当時も現代も地上最悪の農業害虫は飛蝗(ひこう)(トビバッタ類)である。このバッタが大発生して群飛すると、ギリシアでは太陽神アポロンに、またローマでは天空神ユピテルに、ひたすら「悪虫退散」を祈願した(宗教的防除法)。そして、飛蝗が次なる餌場を求めて飛び去ると、これを神徳のおかげとして、神々はますます崇められたのである。
また、素朴なまじないも大まじめでおこなわれていた。たとえば「髪を束ねず、胸もはだけた処女に畑の生け垣のまわりを三周させると、イモムシは地面にころがり落ちる」(久米仙人の昆虫版!)、「ザリガニを畑のまんなかに吊しておくと、イモムシを防ぐことができる」…など。このような“防除法”なら、毒性・残留・抵抗性などの問題とも無縁である。ただし、その効果のほどは保証のかぎりではない。
アッシュールの陶板
種子をワイン漬け
ところで、化学的防除法として、この時代にはいろいろな植物の煎(せん)汁や浸出液、動物の骨、ふん、脂や血などが利用された。
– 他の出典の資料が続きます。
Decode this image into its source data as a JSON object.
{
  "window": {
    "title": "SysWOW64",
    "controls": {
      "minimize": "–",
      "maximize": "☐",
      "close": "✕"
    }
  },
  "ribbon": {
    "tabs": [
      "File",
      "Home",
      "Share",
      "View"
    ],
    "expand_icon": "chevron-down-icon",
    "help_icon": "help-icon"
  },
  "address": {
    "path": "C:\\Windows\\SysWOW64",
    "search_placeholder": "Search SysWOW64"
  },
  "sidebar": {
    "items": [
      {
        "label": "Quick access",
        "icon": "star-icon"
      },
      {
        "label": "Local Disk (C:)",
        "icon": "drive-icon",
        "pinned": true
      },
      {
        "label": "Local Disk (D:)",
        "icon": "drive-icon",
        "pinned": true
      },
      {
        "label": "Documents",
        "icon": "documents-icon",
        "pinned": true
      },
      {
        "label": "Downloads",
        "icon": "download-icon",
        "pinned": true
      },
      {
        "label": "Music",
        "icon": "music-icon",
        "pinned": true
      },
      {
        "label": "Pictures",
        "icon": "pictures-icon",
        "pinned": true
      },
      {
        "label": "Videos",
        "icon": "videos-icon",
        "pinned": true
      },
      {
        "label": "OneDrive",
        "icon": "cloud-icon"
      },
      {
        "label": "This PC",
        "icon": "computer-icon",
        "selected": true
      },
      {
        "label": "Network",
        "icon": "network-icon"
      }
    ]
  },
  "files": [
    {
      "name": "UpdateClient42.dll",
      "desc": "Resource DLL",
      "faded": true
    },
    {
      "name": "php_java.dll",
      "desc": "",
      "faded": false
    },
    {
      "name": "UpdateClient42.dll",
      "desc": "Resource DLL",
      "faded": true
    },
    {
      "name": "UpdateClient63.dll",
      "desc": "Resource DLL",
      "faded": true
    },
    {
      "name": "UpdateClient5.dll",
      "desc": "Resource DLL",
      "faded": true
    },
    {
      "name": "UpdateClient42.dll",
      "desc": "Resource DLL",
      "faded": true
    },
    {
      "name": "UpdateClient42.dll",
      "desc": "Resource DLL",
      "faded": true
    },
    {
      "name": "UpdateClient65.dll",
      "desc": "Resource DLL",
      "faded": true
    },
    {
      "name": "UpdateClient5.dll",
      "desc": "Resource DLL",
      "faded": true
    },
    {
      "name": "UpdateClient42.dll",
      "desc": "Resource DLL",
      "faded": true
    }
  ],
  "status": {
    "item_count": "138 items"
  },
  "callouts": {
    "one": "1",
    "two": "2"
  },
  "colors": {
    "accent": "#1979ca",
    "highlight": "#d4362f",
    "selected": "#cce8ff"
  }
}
まず、種子消毒は当時もっとも普及した方法である。種子を各種植物の浸出液やワインに漬けたり、シカの角の粉でまぶしたりして、播種後の害虫を防ごうとした。
生育中の作物にたいしては、バイケイソウ、ウチワマメ、ドクニンジンやツルボなどの浸出液が散布された。こんにち、これらの植物からは殺虫成分が発見されている。また、アムルカ(amurca)とよばれるオリーブ油のしぼりかすが、主に殺虫剤として好んで利用された。このアムルカや硫黄を使った燻(くん)蒸法や燻煙法もおこなわれている。
作物の間に別種のおとり植物を混植して、この作物を害虫から保護する「耕種的防除法」もあった。
以上のように迷信や神頼みは別として、古代の防除法のプリンシプルは、現代のそれと大差がないということを指摘しておきたい。